The underground media have made people aware of a counter-culture, i.e. a life-style that is all-encompassing and is not narrowly prescribed and identifiable. They have given voice to minorities and individuals who in the so-called democratic media have been denied a voice. Underground video enables communication in the community thru a media that is readily available in every home. Instead of the one-way transmitted tv that is at present sanctioned by governments, new video systems open up infinite possibilities for feedback, with each home capable of generating its own programs on Ā¼ā tape, the information freely circulated, played back in any home, or any community throughout the world. Cable tv allows greater selectivity in programs, and community transmitters break 'down national big brother mindfucks that are at present compulsory dosage on television. New video systems will replace letter writing as a form of communication with increased articulation possible in their capacity for synchronous sound and vision. Video cassettes will replace LP records, and if underground tv maintains its effectiveness, these cassettes will not merely contain top of the pops, but will become valuable libraries of community information. At present underground tv is operating in limited areas, creating video theatres for immediate outlet, exchanging tapes in a search for feedback, and planning pirate transmissions in an endeavour to get alternate material on home screens. But the increasing availability of home recorders, cassette players, and portable hardware will soon give every member of the community the capacity to generate his own programs, his own information, opinions, views of the world he lives in.

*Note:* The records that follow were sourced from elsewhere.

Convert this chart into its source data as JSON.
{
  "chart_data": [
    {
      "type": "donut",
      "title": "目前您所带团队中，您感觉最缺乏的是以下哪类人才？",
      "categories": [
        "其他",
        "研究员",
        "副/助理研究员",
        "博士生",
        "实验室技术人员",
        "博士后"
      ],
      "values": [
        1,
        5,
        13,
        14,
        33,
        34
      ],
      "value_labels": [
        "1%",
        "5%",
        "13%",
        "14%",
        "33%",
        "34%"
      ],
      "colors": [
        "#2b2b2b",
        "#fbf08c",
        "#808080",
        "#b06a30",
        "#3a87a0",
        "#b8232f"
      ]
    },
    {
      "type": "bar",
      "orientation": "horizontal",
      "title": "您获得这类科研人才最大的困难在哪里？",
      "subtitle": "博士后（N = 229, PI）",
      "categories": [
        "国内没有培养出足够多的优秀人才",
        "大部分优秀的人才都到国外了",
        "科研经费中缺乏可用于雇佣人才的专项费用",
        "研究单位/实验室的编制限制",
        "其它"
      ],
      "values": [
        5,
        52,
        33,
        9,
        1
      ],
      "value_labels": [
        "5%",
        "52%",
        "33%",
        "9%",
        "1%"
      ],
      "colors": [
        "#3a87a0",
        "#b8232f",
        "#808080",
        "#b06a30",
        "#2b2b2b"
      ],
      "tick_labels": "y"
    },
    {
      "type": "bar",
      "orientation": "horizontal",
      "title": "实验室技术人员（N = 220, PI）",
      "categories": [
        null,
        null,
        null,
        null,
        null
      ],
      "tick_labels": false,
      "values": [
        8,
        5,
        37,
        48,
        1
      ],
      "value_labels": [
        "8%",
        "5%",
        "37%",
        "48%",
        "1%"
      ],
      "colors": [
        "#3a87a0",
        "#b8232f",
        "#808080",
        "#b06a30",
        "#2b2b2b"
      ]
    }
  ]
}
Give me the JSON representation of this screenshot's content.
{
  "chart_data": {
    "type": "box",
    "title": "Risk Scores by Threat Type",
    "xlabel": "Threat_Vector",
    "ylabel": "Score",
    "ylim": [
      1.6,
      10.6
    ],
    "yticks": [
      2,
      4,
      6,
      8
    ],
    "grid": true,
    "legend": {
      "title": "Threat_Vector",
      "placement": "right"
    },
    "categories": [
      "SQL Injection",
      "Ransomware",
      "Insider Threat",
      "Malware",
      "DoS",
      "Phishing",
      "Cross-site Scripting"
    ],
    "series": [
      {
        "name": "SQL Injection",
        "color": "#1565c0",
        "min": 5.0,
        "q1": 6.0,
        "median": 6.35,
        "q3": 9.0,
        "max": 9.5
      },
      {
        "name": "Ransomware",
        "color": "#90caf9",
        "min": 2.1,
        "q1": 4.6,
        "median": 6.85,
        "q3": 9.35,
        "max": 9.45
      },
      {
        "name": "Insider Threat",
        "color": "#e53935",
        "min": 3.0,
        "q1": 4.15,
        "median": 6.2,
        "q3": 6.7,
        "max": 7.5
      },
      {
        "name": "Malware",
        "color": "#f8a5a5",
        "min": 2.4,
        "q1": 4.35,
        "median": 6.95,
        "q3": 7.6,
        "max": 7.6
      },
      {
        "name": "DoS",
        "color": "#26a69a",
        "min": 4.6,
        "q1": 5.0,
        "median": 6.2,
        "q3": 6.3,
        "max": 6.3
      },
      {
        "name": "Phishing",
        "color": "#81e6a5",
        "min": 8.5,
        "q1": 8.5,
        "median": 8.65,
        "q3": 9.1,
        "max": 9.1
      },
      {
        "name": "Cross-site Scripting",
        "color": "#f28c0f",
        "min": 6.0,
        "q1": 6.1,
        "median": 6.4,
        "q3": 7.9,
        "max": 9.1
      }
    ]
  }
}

The underground media have striven to improve the quality of human life thru postulation, discussion and criticism. Their means have been shoddy, often ugly, but their results can be seen in a whole generation of honest liberated children who are at present finding their way into public life in our communities. In them the effectiveness of the underground media will be seen, in the radically different society that is coming about. Then the underground media won't be underground, alternate points-of-view accepted as a necessary part of the social system, and people-to-people understanding an integral aspect of our way of life. In that video future of our ideals, life will be different, and its difference will be the direct result of our activities now in attempting to understand the process of change.